If hindsight questions are going to be used, will Hillary Clinton  be asked to justify her record as Secretary of State when the missile defense agreements with allies Poland and the Czech Republic were abandoned, especially since today the Russians are selling sophisticated missiles to Iran while rogue regimes like North Korea are doing more testing of their own? Will she be asked about the ill fated ‘reset’ and START (Strategic Arms Reduction Treaty) that has allowed Russia to have strategic advantages over the U.S? Back in the 2008 election Hillary Clinton had an ad pitching her as ready to answer the 3am ‘red phone’ call. Will she be asked and vetted on how she handled the call on the ‘red phone’ during the Benghazi attack? What difference does it makes?
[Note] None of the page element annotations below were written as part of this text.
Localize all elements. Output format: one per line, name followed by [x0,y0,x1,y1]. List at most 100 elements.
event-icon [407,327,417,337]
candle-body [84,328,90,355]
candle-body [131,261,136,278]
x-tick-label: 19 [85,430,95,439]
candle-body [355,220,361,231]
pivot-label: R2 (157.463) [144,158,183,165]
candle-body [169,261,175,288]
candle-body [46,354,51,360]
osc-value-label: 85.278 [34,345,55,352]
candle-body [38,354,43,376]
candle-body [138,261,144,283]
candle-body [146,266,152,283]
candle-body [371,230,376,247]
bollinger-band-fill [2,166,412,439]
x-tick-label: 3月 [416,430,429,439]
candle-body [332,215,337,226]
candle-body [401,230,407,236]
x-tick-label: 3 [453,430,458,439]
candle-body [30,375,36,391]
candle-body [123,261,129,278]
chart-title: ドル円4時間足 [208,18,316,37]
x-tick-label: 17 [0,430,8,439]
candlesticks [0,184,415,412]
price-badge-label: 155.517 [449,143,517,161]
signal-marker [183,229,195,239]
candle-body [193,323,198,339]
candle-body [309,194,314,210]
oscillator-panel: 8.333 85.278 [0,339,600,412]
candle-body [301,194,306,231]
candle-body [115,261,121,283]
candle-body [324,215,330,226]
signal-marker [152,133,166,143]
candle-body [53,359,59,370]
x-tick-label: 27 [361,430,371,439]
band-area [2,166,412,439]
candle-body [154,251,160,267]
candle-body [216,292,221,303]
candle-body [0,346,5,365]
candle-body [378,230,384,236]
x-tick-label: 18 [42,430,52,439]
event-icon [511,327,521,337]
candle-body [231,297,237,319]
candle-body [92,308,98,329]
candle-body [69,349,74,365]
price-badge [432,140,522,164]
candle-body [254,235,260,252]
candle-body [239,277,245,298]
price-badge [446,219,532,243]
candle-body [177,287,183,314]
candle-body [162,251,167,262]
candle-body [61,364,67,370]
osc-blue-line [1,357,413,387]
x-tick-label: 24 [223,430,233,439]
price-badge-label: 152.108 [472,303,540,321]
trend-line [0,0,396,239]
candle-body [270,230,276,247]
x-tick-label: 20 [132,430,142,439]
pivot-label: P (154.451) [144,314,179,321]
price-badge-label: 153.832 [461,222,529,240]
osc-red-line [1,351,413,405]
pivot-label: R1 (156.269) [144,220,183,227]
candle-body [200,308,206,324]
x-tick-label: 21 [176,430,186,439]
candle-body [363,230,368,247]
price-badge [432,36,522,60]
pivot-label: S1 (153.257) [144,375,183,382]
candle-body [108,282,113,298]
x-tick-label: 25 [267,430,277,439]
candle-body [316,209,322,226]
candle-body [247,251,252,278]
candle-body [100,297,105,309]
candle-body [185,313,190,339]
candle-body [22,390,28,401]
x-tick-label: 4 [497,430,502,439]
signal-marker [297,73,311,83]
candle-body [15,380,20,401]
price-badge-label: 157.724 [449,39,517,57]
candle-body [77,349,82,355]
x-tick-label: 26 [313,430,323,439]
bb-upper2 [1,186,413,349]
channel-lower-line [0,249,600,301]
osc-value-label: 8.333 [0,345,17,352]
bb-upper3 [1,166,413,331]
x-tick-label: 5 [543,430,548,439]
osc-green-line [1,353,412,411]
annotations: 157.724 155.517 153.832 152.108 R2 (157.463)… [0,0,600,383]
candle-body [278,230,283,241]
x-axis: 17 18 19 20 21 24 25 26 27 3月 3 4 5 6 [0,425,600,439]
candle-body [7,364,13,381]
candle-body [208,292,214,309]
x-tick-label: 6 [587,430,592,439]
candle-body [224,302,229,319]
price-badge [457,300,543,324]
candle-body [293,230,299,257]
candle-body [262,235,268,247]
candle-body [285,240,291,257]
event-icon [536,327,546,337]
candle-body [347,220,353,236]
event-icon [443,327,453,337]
A lot, it could make the difference between a real Commander-in-Chief and having a CICINO (Commander-in-Chief in name only) See my previous article: The Perils of electing a CICINO

 

If I was advising a presidential candidate, I would suggest that he or she refuse to answer the hindsight question on Iraq in the current context that is being asked to candidates. Instead, challenge the interviewer to ask the proper question of the candidate of what their viable strategy they would propose to address it now. Based on current geopolitical challenges, presidential candidates also need to be vetted on how prepared are they to rally and lead the West or others who align with the values of freedom. The pundits and media would be doing a great dis-service to the whole country if they fail to not only vet if candidates are qualified to be President, but also if they are qualified to become Commander-in-Chief.